The synchronisation stimulus was generated offline as follows and saved to a wave file. First, we presented 4 finger snap sounds with an inter-onset-interval of 300 msec. Then 30 instances of the woodblock sound (the same as used during the learning part of the experiment) followed with an inter-onset-interval (IOI) of 600 msec. This was followed by a silence of 30*600 msec (the equivalent of 30 more taps). Finally, a high-pitched gong sound was used to signal the end of the trial. The sounds were played using a custom developed python experimental script, which also communicated through a HID-USB interface with the button box to register the responses.
Participants' finger taps were recorded using a custom tapping surface containing a (piezo-based) contact sensor that communicated with the computer through the serial interface and was captured in a python program that also presented the stimuli using pyAudio.
Keystroke-sound delay detection task.
In the delay detection task, we measured participants' sensitivity to delays between motor (keystroke) and auditory (tone) events. That is, we established from which delay onwards participants noticed that the tone came after the keystroke instead of immediately. At each trial, the participant pressed the “zero” key on the keypad at a time of her/his choosing and heard a tone. This tone was either played at the same time of the keystroke or temporally delayed. The participants responded verbally whether or not they had the feeling that the tone was delayed. Their responses were entered in the computer by the experimenter. Crucially, participants were instructed to leave their finger on the key (instead of lifting it prior to the keystroke) so as to reduce the tactile timing information. Furthermore, they were required to keep their eyes closed during the keystroke.
We used the Maximum Likelihood Procedure (MLP) algorithm – to establish the threshold for the detection of the asynchrony between movement (keypress) and the tone. The algorithm is designed to adaptively select the stimulus level (tone delay) on each trial so as to converge to the participants' threshold. For each block, the algorithm outputs an estimate for the participant's threshold.

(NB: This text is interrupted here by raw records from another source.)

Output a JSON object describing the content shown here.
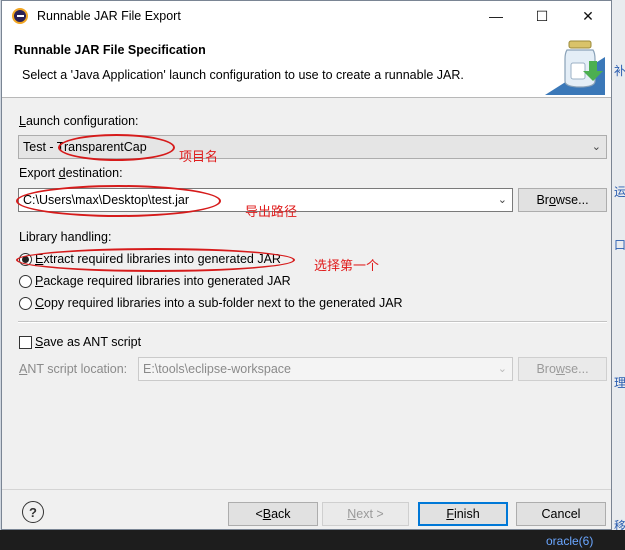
{
  "window": {
    "title": "Runnable JAR File Export",
    "minimize": "—",
    "maximize": "☐",
    "close": "✕"
  },
  "header": {
    "title": "Runnable JAR File Specification",
    "description": "Select a 'Java Application' launch configuration to use to create a runnable JAR."
  },
  "launch": {
    "label_pre": "",
    "label_u": "L",
    "label_post": "aunch configuration:",
    "value": "Test - TransparentCap"
  },
  "export": {
    "label_pre": "Export ",
    "label_u": "d",
    "label_post": "estination:",
    "value": "C:\\Users\\max\\Desktop\\test.jar",
    "browse_pre": "Br",
    "browse_u": "o",
    "browse_post": "wse..."
  },
  "library": {
    "label": "Library handling:",
    "options": [
      {
        "pre": "",
        "u": "E",
        "post": "xtract required libraries into generated JAR",
        "selected": true
      },
      {
        "pre": "",
        "u": "P",
        "post": "ackage required libraries into generated JAR",
        "selected": false
      },
      {
        "pre": "",
        "u": "C",
        "post": "opy required libraries into a sub-folder next to the generated JAR",
        "selected": false
      }
    ]
  },
  "ant": {
    "checkbox_pre": "",
    "checkbox_u": "S",
    "checkbox_post": "ave as ANT script",
    "checked": false,
    "location_label_pre": "",
    "location_label_u": "A",
    "location_label_post": "NT script location:",
    "location_value": "E:\\tools\\eclipse-workspace",
    "browse_pre": "Bro",
    "browse_u": "w",
    "browse_post": "se..."
  },
  "annotations": {
    "project_name": "项目名",
    "export_path": "导出路径",
    "choose_first": "选择第一个"
  },
  "footer": {
    "help": "?",
    "back_pre": "< ",
    "back_u": "B",
    "back_post": "ack",
    "next_pre": "",
    "next_u": "N",
    "next_post": "ext >",
    "finish_pre": "",
    "finish_u": "F",
    "finish_post": "inish",
    "cancel": "Cancel"
  },
  "background": {
    "side_texts": [
      "补",
      "运",
      "口",
      "理",
      "移"
    ],
    "bottom_link": "oracle(6)"
  },
  "colors": {
    "annotation_red": "#d61b1b",
    "default_button_border": "#0078d7",
    "dialog_bg": "#f0f0f0"
  }
}
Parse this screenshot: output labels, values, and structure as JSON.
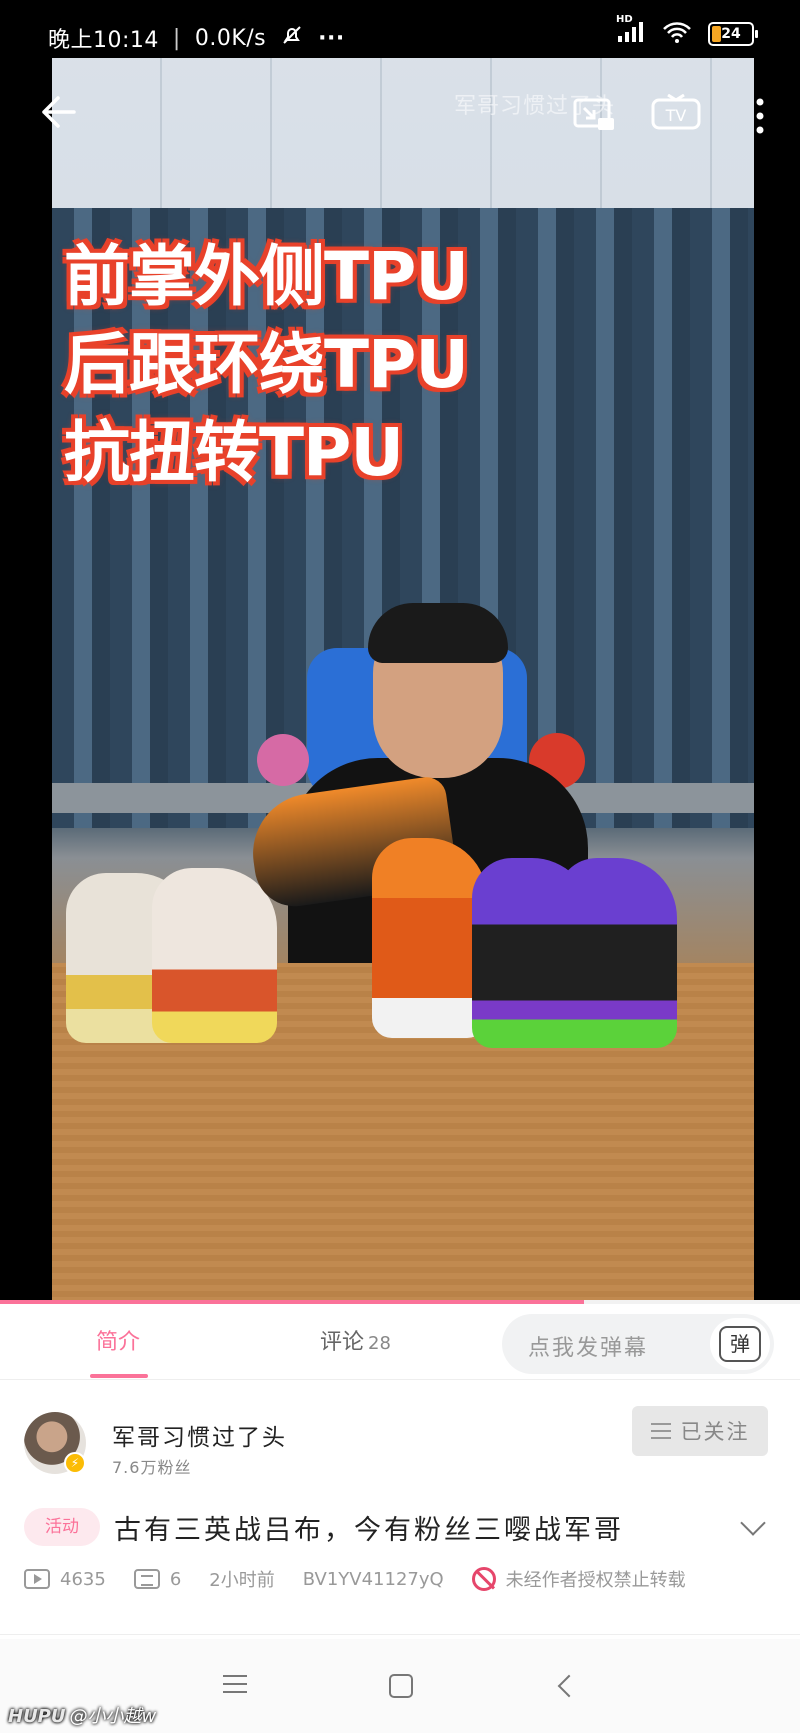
{
  "status_bar": {
    "time": "晚上10:14",
    "separator": "|",
    "net_speed": "0.0K/s",
    "more": "···",
    "signal_label": "HD",
    "battery": "24",
    "battery_level": 0.24,
    "icons": [
      "mute-bell-icon",
      "signal-icon",
      "wifi-icon",
      "battery-icon"
    ]
  },
  "video": {
    "watermark": "军哥习惯过了头",
    "overlay_lines": [
      "前掌外侧TPU",
      "后跟环绕TPU",
      "抗扭转TPU"
    ],
    "controls": [
      "back-arrow-icon",
      "cast-icon",
      "tv-icon",
      "more-vertical-icon"
    ],
    "tv_label": "TV",
    "progress": 0.73
  },
  "tabs": {
    "intro": "简介",
    "comments": "评论",
    "comments_count": "28",
    "danmaku_placeholder": "点我发弹幕",
    "danmaku_icon_label": "弹"
  },
  "uploader": {
    "name": "军哥习惯过了头",
    "fans": "7.6万粉丝",
    "follow_label": "已关注"
  },
  "video_info": {
    "tag": "活动",
    "title": "古有三英战吕布，今有粉丝三嘤战军哥",
    "views": "4635",
    "danmaku_count": "6",
    "time_ago": "2小时前",
    "bvid": "BV1YV41127yQ",
    "copyright": "未经作者授权禁止转载"
  },
  "watermark_bottom": {
    "brand": "HUPU",
    "user": "@小小越w"
  },
  "colors": {
    "accent": "#fb7299",
    "overlay_stroke": "#e8412a",
    "ban_red": "#e6466b"
  }
}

The MLP algorithm briefly works as follows. Participants' probability of responding “delayed” to a particular stimulus (i.e. keystroke-sound delay) is modeled by sigmoid psychometric curves that take stimulus level (amount of delay in msec) as a variable. The equation for the psychometric curves was p(response delayed) = a+(1−a)*(1/(1+exp(−k*(x−m)))), where a is the false alarm rate (see below), k is a parameter controlling the slope, m is the midpoint of the psychometric curve (in msec) and x is the amount of delay (in msec). A set of candidate psychometric curves is maintained in parallel and for each curve, the likelihood of the set of the participants' responses is calculated. The psychometric curve that makes the participant's responses maximally likely is used to determine the stimulus level (the delay between the keystroke and the sound) on the next trial. We used 600 candidate psychometric curves with midpoints linearly spread between 0 and 600 ms delay and combined these with the five false alarm rates (0%,10%,20%,30%,40%). Hence, a total of 3000 candidate psychometric curves were used.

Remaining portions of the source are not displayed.